While best known for his prolific stage work, blond, somewhat diminutive British actor Tom Hollander has also offered memorable supporting turns in film and on television. Possessing a sort of angelic quality that adds the dimension of spoiled innocence to his often sinister or nasty roles, the actor made a memorable film debut in 1996's "Some Mother's Son", portraying a cold and contemptible Thatcherite in this fact-based tale about the hunger strike protest launched by IRA prisoners in troubled Northern Ireland. That same year, he was featured in the more lighthearted "True Blue", another true story, this about a 1987 Oxford University boat race. After gracing the small screen as Saffron's insufferably controlling fiancé Paolo in the 1997 TV-movie "Absolutely Fabulous: The Last Shout" (BBC and Comedy Central), Hollander went on to deliver another enjoyable scene-stealing turn as a flamboyant gay man carrying on a strange, secret affair with a real estate agent in Rose Troche's "Bedrooms and Hallways" (1998). A small independent film, it played the festival circuit but failed to find much support in its theatrical release, doing little to raise the actor's profile despite his outstanding work. Similarly, the romantic comedy "Martha - Meet Frank, Daniel & Laurence" (1998, released in the USA as "The Very Thought of You" in 1999) proved a moderate success in his homeland but was quickly relegated to the video shelves in America. Still, Hollander acquitted himself as another larger-than-life character, the wealthy music executive Daniel. He followed with yet another strong supporting role in Ben Elton's "Maybe Baby" (lensed 1999), starring Hugh Laurie and Joely Richardson as a screenwriter and his wife attempting to conceive.

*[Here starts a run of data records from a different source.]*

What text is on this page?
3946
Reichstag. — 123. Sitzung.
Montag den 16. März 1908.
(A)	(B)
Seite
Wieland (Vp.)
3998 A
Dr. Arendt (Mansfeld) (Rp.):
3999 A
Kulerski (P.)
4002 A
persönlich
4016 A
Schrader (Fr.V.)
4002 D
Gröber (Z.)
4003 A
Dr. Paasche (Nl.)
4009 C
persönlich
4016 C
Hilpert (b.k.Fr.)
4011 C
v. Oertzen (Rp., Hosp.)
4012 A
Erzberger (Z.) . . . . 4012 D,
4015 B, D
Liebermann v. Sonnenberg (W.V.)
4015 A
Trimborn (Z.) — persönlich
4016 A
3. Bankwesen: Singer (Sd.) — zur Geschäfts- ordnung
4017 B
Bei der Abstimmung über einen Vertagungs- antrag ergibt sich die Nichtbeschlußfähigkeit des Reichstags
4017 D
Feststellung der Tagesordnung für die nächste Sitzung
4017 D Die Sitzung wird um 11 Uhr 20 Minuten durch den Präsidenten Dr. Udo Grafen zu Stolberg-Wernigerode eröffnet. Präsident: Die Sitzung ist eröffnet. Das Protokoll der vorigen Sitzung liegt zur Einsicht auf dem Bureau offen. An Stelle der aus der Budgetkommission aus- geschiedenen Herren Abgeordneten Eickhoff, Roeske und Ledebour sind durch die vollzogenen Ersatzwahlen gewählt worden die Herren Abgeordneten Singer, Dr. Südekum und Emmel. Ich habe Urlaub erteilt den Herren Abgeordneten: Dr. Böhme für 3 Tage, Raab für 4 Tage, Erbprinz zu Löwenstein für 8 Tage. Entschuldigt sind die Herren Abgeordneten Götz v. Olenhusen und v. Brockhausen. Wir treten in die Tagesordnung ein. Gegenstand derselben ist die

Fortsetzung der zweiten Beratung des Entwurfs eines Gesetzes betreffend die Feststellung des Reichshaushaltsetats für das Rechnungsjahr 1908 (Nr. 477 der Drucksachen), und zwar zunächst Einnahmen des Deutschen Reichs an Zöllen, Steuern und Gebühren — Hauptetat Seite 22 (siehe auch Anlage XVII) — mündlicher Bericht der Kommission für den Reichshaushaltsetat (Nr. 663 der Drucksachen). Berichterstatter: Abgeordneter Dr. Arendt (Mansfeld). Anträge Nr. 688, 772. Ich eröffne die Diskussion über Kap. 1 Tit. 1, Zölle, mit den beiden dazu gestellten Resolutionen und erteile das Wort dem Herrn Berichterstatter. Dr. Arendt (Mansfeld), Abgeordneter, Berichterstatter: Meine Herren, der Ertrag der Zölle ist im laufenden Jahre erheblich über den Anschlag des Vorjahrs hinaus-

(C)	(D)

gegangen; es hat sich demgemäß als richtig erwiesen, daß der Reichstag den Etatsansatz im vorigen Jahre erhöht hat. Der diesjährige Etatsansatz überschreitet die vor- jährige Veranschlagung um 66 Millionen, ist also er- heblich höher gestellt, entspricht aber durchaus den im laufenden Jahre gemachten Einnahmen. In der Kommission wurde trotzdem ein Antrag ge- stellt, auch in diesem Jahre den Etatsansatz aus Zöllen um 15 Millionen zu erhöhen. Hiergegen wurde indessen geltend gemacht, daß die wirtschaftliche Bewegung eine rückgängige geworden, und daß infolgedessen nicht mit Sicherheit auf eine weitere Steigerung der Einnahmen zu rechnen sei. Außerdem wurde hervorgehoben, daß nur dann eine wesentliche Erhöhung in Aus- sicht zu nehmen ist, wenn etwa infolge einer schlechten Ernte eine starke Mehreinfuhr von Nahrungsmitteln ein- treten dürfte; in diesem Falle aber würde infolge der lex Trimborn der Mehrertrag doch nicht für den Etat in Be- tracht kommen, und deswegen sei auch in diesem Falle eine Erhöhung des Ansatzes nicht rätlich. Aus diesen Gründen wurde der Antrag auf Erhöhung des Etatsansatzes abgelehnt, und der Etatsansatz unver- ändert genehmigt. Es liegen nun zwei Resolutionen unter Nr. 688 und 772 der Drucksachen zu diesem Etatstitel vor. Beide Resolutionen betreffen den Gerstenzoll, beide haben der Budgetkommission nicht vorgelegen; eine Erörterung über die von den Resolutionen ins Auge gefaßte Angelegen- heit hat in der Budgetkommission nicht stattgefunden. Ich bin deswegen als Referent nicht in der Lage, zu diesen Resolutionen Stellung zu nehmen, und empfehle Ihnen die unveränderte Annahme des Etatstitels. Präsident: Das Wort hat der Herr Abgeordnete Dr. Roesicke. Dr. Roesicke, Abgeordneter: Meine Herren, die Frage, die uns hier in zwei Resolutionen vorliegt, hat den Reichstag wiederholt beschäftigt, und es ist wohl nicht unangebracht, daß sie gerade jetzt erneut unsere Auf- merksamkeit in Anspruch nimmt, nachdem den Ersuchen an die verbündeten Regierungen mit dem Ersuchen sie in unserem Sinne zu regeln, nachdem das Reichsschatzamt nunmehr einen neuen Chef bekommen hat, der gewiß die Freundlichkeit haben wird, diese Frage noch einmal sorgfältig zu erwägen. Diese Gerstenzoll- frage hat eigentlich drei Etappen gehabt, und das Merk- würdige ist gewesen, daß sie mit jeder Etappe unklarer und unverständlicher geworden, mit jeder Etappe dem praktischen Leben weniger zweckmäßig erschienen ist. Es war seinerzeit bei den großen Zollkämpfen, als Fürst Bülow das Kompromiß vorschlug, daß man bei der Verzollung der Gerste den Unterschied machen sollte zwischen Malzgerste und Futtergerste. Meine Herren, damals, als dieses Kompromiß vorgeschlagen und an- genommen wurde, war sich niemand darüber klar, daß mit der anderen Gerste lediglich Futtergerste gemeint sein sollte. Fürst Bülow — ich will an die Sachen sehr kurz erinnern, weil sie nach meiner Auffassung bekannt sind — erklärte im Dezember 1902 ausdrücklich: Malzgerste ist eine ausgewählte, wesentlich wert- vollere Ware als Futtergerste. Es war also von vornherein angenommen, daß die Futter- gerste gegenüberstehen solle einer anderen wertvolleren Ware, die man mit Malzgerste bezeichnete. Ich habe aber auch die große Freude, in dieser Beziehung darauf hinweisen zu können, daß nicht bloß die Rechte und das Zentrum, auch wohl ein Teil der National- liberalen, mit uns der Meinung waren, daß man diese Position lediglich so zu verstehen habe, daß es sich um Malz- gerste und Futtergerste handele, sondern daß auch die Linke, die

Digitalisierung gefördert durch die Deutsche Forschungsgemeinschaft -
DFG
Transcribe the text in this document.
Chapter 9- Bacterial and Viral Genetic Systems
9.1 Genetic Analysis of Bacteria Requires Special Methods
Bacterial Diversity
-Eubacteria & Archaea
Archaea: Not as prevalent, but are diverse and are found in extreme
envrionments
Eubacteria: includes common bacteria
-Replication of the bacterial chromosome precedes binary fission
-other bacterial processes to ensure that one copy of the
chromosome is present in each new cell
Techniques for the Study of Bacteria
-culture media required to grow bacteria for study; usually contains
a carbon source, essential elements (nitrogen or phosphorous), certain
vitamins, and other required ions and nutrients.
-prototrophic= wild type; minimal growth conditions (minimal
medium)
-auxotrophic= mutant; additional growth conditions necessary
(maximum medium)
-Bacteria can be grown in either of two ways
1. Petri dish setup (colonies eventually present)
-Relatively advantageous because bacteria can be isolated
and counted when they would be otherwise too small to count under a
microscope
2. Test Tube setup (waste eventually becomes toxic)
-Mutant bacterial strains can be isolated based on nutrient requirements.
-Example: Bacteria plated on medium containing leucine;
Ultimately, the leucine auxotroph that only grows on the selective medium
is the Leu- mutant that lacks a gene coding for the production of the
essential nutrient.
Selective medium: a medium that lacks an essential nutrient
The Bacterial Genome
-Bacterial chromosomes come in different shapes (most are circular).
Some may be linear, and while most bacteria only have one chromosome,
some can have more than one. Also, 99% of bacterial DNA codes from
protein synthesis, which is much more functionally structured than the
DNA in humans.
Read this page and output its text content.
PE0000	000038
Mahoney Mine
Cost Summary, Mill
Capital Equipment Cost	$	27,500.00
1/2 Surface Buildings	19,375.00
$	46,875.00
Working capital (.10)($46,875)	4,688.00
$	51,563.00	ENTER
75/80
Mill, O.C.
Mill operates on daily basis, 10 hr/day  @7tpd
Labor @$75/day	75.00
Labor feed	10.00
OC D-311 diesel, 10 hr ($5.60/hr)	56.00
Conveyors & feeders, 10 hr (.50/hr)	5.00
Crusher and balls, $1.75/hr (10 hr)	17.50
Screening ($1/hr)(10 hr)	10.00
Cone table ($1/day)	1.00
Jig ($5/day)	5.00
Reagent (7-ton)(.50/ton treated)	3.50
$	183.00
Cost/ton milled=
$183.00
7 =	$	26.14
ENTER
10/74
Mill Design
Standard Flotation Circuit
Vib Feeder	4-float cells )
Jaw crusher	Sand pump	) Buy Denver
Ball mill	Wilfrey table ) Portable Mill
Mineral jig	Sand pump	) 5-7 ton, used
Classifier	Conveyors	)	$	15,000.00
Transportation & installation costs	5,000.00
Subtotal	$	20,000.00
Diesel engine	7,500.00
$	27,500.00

A contemporary of Sam Mendes at Cambridge University, Hollander worked with the famed theater director at the groundbreaking Donmar Warehouse. His notable stage credits have included an appearance in "The Threepenny Opera", and starring turns in Almeida productions of "Tartuffe" (1996) and "The Government Inspector" (1997). Jez Butterworth's play "Mojo" added yet another baby-faced psychopath to the actor's resume. Critics were divided over Hollander's interpretation of Lord Alfred Douglas in David Hare's controversial portrait of the betrayal of Oscar Wilde, "The Judas Kiss" (1998). Originating the part at the Almeida opposite Liam Neeson, he found the requisite arrogance in the role but many British reviewers felt he lacked the necessary charm. Broadway audiences and critics, however, were less harsh in their evaluation, recognizing that the cherubic actor was adding yet another monster to his gallery of stage roles. Back in the feature world, Hollander had a supporting role in the period comedy, “The Clandestine Marriage” (1999), then played a homosexual restaurant owner who begins a romance with a high-spirited young woman after losing his male lover in the British comedy, “The Lawless Heart” (2001).
In Robert Altman’s ensemble comedy of upstairs meets downstairs wrapped in a murder mystery, “Gosford Park” (2001), Hollander was on the list of suspects at a British country estate accused of murdering the manor’s patriarch during a weekend of hunting. After a supporting role in “Enigma” (2001), a rather dull period thriller about the cryptologists of Britain’s Bletchley Park who crack the Nazi enigma code, he played Mr. Mantalini in a small screen rendition of Charles Dickens’ “Nicholas Nickleby” (Bravo, 2001). An appearance in Neil LaBute’s uneven period romance “Possession” (2002) was followed by the made-for-TV movie, “Cambridge Spies” (BBC Television, 2003), in which Hollander played Guy Burgess, one of four Cambridge students sent by MI5 to the Soviet Union during World War II as spies to fight the Nazis, only to emerge decades later as loyal Communists. In Masterpiece Theatre’s “The Lost Prince” (BBC, 2004), he played the absentee King George V whose son, Prince John, was never a contender to the throne because of epilepsy.
Following a small role in Richard Eyre’s “Stage Beauty” (2004), a period comedy about King Charles II’s decision to allow women to perform onstage in 17th century England, thus putting a former leading lady (Billy Crudup) out of work, Hollander played a tabloid photographer in the cartoonish revenge thriller, “Paparazzi” (2004). He returned to period romance with the critically acclaimed adaptation of Jane Austen’s “Pride and Prejudice” (2005), giving a subtly comic performance as the dull vicar, William Collins, whose betrothal to Charlotte Lucas (Claudie Blakely) comes as a shock to her best friend, Lizzy Bennet (Keira Knightley).